Thursday, September 05, 2013

10. The Historian


By Elizabeth Kostova 

My god was this book ever a chore to read.  I think every reader has been burdened with a book that requires conscious plodding.  Trying to get through a few pages while in between more engaging books.  

My mistake was that I kept expecting it would get more interesting, or that the pace would pick up...  If I had known that The Historian would be such an arduous slog from start to end, I would have stopped sooner.  Much, much sooner.

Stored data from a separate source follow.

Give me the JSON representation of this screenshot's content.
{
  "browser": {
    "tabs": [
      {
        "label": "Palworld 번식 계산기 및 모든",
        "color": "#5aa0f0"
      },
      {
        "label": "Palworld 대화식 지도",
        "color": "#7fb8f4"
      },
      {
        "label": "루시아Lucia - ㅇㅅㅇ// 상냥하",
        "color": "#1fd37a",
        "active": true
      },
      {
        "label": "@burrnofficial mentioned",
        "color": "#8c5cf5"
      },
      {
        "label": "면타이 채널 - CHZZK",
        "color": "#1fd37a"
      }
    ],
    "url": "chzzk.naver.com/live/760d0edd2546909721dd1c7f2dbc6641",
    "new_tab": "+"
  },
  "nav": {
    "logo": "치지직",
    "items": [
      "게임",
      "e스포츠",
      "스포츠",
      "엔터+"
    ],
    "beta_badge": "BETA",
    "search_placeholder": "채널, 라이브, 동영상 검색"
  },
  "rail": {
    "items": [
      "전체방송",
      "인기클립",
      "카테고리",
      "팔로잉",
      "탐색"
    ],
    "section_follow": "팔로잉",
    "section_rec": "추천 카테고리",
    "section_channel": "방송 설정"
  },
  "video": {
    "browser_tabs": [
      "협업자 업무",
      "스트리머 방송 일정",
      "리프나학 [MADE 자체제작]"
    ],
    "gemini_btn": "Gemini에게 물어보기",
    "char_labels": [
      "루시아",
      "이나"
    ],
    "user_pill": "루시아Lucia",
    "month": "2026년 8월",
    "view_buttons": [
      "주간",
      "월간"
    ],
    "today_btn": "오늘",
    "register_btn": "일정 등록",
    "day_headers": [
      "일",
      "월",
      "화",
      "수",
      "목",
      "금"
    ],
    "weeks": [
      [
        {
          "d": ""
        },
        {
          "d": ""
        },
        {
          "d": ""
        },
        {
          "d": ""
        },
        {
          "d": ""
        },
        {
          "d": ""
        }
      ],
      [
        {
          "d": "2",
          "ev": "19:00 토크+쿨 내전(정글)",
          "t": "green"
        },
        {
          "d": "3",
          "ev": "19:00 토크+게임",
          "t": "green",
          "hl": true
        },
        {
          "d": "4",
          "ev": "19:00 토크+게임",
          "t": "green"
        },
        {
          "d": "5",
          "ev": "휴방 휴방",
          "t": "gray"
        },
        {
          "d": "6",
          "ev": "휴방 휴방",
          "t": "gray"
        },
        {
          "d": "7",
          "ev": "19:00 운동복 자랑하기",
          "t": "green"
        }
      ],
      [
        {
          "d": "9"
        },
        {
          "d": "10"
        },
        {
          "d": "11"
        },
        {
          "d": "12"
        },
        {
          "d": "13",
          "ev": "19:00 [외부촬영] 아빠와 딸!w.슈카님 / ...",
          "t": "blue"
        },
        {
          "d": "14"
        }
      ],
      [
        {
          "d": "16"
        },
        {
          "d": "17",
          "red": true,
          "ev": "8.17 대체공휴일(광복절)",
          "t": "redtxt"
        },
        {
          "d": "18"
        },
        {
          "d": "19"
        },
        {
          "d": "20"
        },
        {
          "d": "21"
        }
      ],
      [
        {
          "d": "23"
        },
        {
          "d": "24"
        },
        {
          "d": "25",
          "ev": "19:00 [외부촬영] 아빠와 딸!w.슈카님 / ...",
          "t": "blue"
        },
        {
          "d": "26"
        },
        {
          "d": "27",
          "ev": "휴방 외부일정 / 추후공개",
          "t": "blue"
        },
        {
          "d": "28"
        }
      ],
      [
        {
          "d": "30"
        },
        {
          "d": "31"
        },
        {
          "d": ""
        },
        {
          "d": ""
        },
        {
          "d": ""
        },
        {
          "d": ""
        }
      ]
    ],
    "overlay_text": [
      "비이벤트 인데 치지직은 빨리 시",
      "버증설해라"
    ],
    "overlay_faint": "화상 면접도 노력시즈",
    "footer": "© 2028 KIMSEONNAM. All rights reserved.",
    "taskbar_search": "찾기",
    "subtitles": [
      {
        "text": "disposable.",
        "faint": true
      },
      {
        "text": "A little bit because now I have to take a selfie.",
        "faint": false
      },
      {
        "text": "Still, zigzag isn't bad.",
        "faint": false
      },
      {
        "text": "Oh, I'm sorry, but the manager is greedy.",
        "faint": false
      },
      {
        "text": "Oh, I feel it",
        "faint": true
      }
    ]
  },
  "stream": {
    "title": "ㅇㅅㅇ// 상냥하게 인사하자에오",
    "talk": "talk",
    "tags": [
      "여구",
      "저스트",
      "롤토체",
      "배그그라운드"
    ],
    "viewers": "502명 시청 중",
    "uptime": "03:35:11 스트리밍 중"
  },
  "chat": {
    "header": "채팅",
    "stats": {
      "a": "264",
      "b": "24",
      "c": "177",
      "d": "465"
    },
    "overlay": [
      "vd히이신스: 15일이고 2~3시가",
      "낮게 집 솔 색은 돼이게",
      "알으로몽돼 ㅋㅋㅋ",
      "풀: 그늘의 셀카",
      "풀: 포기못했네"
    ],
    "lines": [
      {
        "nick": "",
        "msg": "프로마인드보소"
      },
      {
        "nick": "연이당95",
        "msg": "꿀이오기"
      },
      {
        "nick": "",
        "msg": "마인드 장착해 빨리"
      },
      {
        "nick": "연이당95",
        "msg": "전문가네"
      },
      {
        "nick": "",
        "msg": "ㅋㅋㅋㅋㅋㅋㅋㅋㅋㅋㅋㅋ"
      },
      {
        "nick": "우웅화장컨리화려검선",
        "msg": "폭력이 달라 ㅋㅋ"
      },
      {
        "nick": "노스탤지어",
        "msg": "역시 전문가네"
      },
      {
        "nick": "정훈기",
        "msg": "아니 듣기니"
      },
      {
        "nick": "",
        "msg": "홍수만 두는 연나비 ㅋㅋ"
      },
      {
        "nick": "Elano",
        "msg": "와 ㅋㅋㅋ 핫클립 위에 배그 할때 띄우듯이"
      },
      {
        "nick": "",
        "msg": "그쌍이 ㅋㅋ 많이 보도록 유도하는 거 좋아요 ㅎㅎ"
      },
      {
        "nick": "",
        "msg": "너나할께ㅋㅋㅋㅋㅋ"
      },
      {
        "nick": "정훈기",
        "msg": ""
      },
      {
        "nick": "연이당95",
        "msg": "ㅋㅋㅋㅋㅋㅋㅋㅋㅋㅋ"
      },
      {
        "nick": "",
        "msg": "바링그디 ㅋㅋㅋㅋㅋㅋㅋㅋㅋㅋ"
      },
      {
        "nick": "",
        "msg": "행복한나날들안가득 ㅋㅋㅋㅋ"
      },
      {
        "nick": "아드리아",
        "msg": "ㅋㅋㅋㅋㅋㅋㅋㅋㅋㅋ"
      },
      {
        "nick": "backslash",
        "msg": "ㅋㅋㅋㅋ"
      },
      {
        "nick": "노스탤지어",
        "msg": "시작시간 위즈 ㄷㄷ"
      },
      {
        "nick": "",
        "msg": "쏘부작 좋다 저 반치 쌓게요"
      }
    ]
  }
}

Although the author is American (née Johnson, Kostova is her married name), the writing really seemed like it was translated awkwardly from another language to English.  It was also rather dull and long-winded; burdened with overly expository passages written in epistolary form as the novel is comprised of letters from a historian to his daughter. 

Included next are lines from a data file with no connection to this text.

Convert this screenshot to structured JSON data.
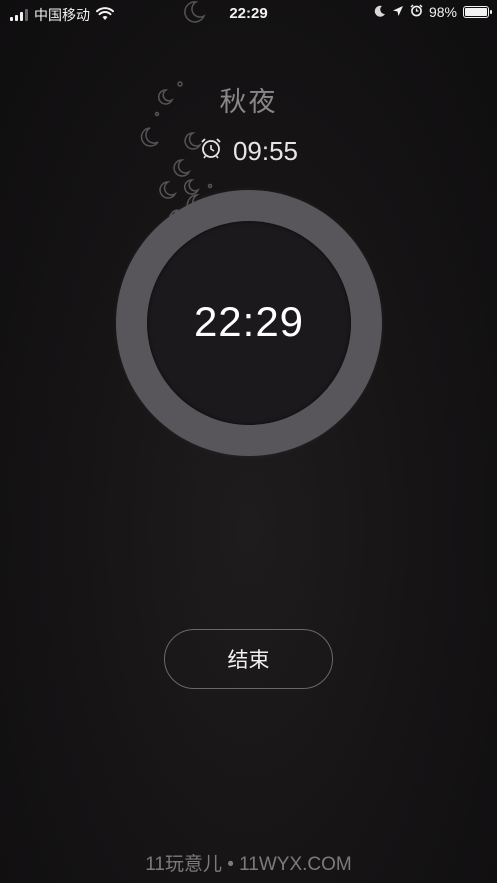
{
  "status_bar": {
    "carrier": "中国移动",
    "time": "22:29",
    "battery_percent": "98%",
    "battery_level": 0.98,
    "icons": [
      "signal-icon",
      "wifi-icon",
      "moon-icon",
      "location-icon",
      "alarm-icon",
      "battery-icon"
    ]
  },
  "alarm": {
    "title": "秋夜",
    "alarm_time": "09:55",
    "current_time": "22:29",
    "end_label": "结束"
  },
  "watermark": "11玩意儿 • 11WYX.COM",
  "colors": {
    "ring": "#58565a",
    "background": "#151314",
    "title": "#8a8789"
  }
}
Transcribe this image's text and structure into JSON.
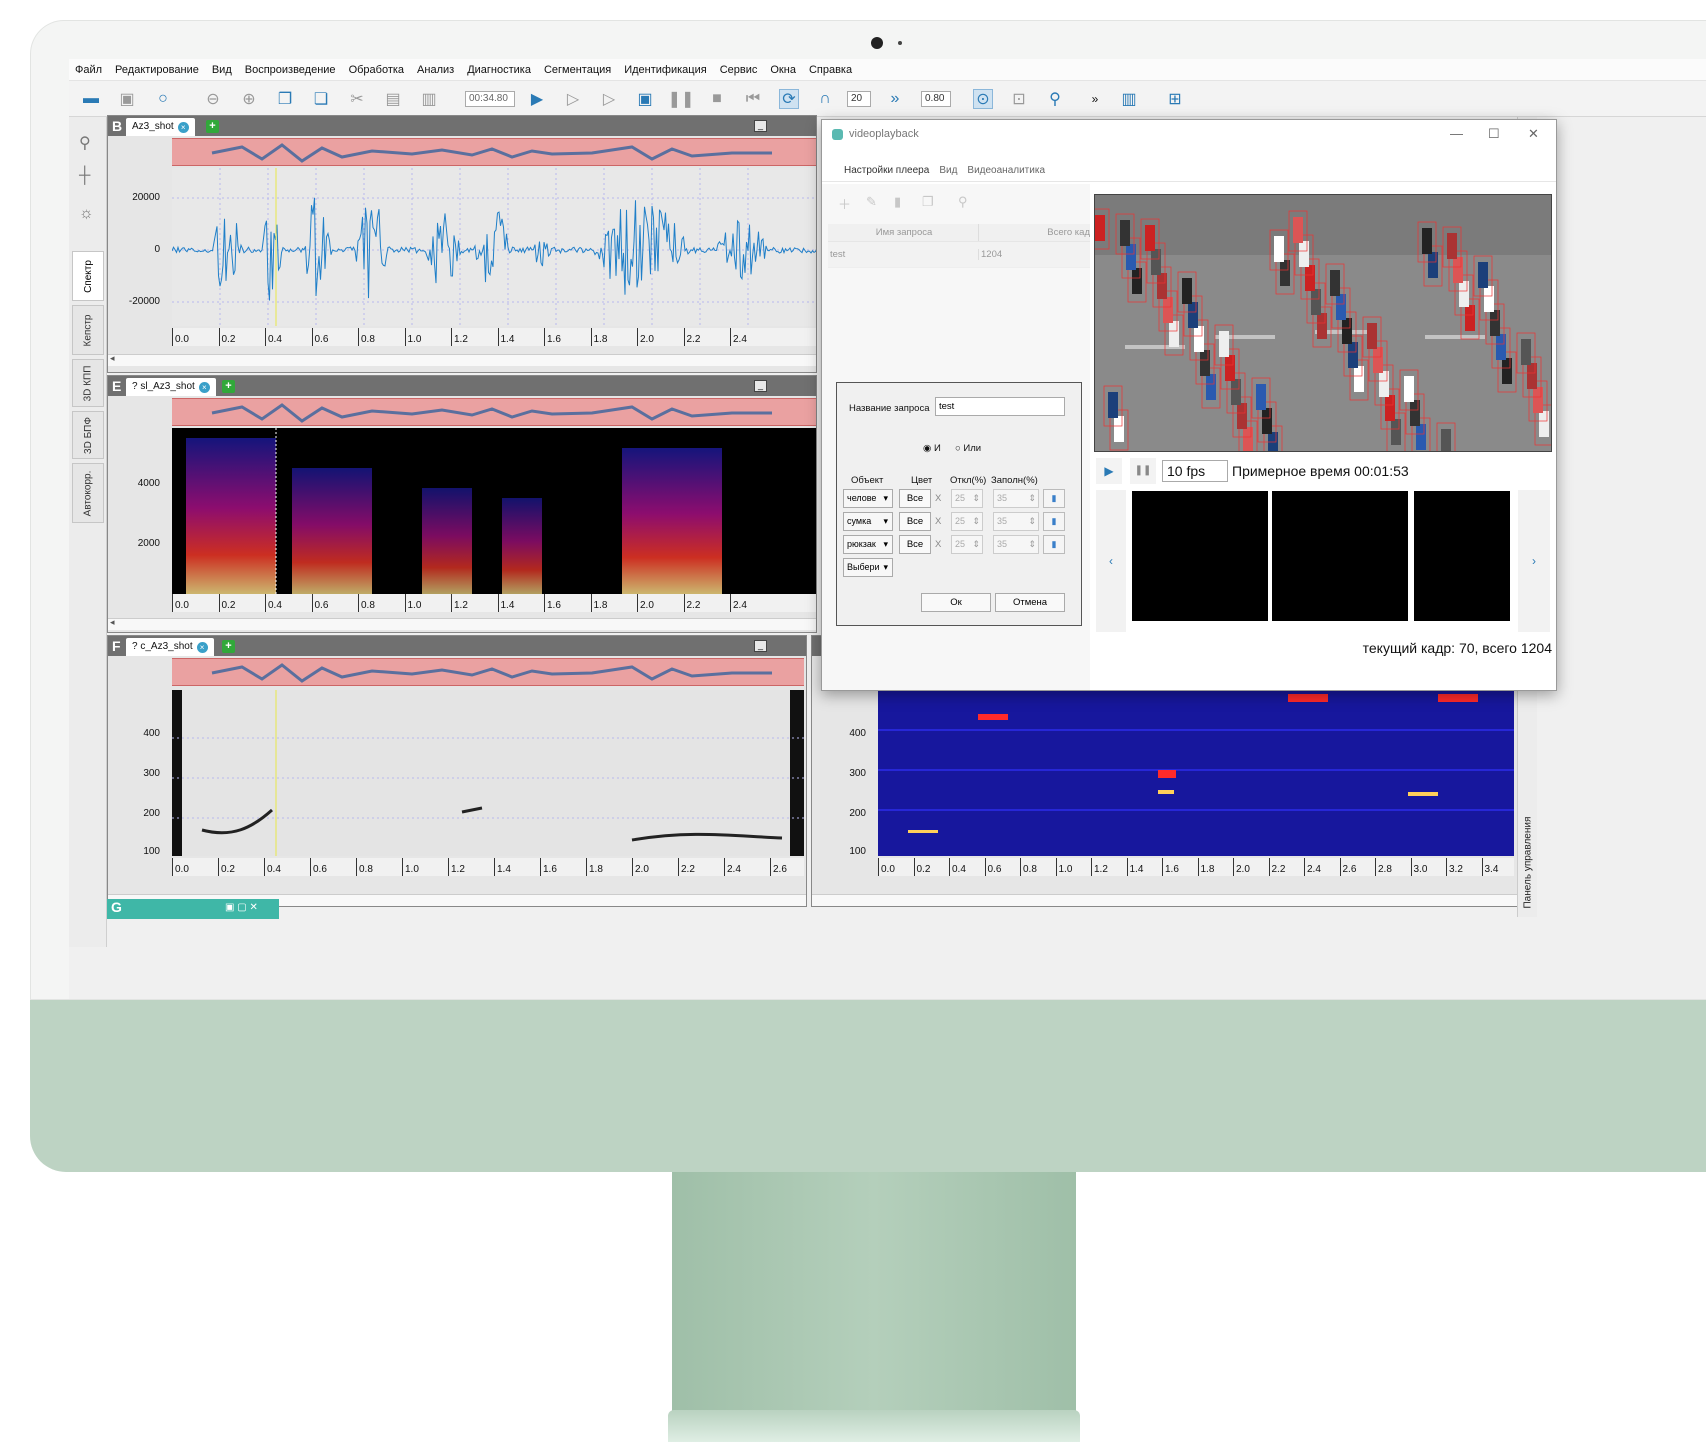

To this day (seven years later), I have no recollection of what I had read.  Something about a never-ending search for Dracula, which seemed to just drag on and on in more ways than one.  

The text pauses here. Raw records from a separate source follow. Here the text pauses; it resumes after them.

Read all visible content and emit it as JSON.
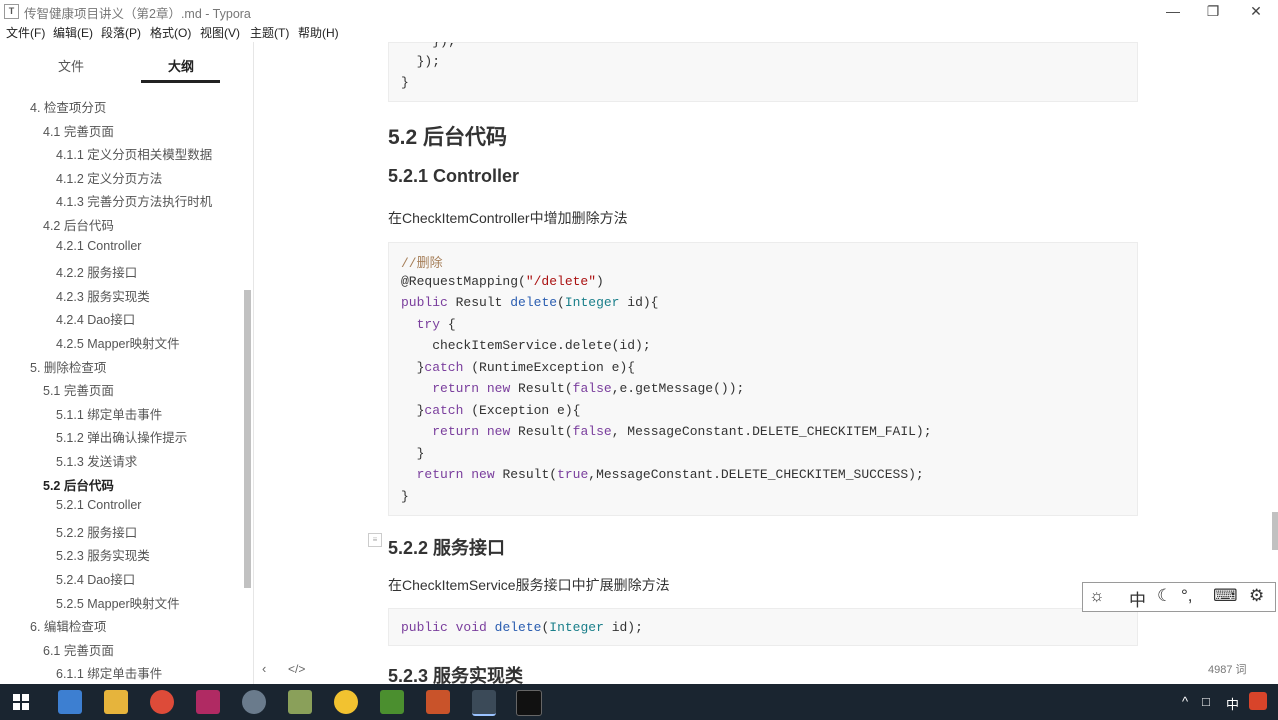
{
  "window": {
    "title": "传智健康项目讲义（第2章）.md - Typora",
    "app_icon": "T",
    "minimize_icon": "minimize-icon",
    "maximize_icon": "restore-icon",
    "close_icon": "close-icon"
  },
  "menu": [
    "文件(F)",
    "编辑(E)",
    "段落(P)",
    "格式(O)",
    "视图(V)",
    "主题(T)",
    "帮助(H)"
  ],
  "sidebar": {
    "tabs": [
      "文件",
      "大纲"
    ],
    "active_tab": "大纲",
    "outline": [
      {
        "label": "4. 检查项分页",
        "level": 1
      },
      {
        "label": "4.1 完善页面",
        "level": 2
      },
      {
        "label": "4.1.1 定义分页相关模型数据",
        "level": 3
      },
      {
        "label": "4.1.2 定义分页方法",
        "level": 3
      },
      {
        "label": "4.1.3 完善分页方法执行时机",
        "level": 3
      },
      {
        "label": "4.2 后台代码",
        "level": 2
      },
      {
        "label": "4.2.1 Controller",
        "level": 3
      },
      {
        "label": "4.2.2 服务接口",
        "level": 3
      },
      {
        "label": "4.2.3 服务实现类",
        "level": 3
      },
      {
        "label": "4.2.4 Dao接口",
        "level": 3
      },
      {
        "label": "4.2.5 Mapper映射文件",
        "level": 3
      },
      {
        "label": "5. 删除检查项",
        "level": 1
      },
      {
        "label": "5.1 完善页面",
        "level": 2
      },
      {
        "label": "5.1.1 绑定单击事件",
        "level": 3
      },
      {
        "label": "5.1.2 弹出确认操作提示",
        "level": 3
      },
      {
        "label": "5.1.3 发送请求",
        "level": 3
      },
      {
        "label": "5.2 后台代码",
        "level": 2,
        "active": true
      },
      {
        "label": "5.2.1 Controller",
        "level": 3
      },
      {
        "label": "5.2.2 服务接口",
        "level": 3
      },
      {
        "label": "5.2.3 服务实现类",
        "level": 3
      },
      {
        "label": "5.2.4 Dao接口",
        "level": 3
      },
      {
        "label": "5.2.5 Mapper映射文件",
        "level": 3
      },
      {
        "label": "6. 编辑检查项",
        "level": 1
      },
      {
        "label": "6.1 完善页面",
        "level": 2
      },
      {
        "label": "6.1.1 绑定单击事件",
        "level": 3
      }
    ],
    "footer_left": "‹",
    "footer_code": "</>"
  },
  "editor": {
    "top_code": [
      "    });",
      "  });",
      "}"
    ],
    "h2": "5.2 后台代码",
    "h3_controller": "5.2.1 Controller",
    "para_controller": "在CheckItemController中增加删除方法",
    "code_controller": [
      "//删除",
      "@RequestMapping(\"/delete\")",
      "public Result delete(Integer id){",
      "  try {",
      "    checkItemService.delete(id);",
      "  }catch (RuntimeException e){",
      "    return new Result(false,e.getMessage());",
      "  }catch (Exception e){",
      "    return new Result(false, MessageConstant.DELETE_CHECKITEM_FAIL);",
      "  }",
      "  return new Result(true,MessageConstant.DELETE_CHECKITEM_SUCCESS);",
      "}"
    ],
    "h3_service": "5.2.2 服务接口",
    "para_service": "在CheckItemService服务接口中扩展删除方法",
    "code_service": "public void delete(Integer id);",
    "h3_impl": "5.2.3 服务实现类",
    "word_count": "4987 词"
  },
  "ime_bar": {
    "items": [
      "ime-logo-icon",
      "中",
      "☾",
      "°,",
      "⌨",
      "⚙"
    ]
  },
  "taskbar": {
    "tray": [
      "^",
      "中"
    ],
    "colors": {
      "bg": "#1a2530"
    }
  }
}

Having read some Goodreads reviews, I was certainly not the only survivor reader with such feelings.  It’s disappointing really, as The Historian was heavily promoted and reviewed -  I remember being intrigued by its seemingly unique hybridization of genres: gothic, adventure, detective, travelogue, postmodern historical, epistolary epic and historical thriller I can tell you now that even though The Historian had all these elements, it was far from thrilling or adventurous.  There might have been some sparse action scattered here and there amongst the long-winded prose, and it was certainly epic in its tedium.  When it comes down to it, I don’t think I have ever come across a book that held so much promise yet delivered so much nothing. 

Thank the Devil I only spent a couple of bucks on this tome (another Chainon find), but I cannot get back the lost hours I spent on something on words that are now like tears in rain.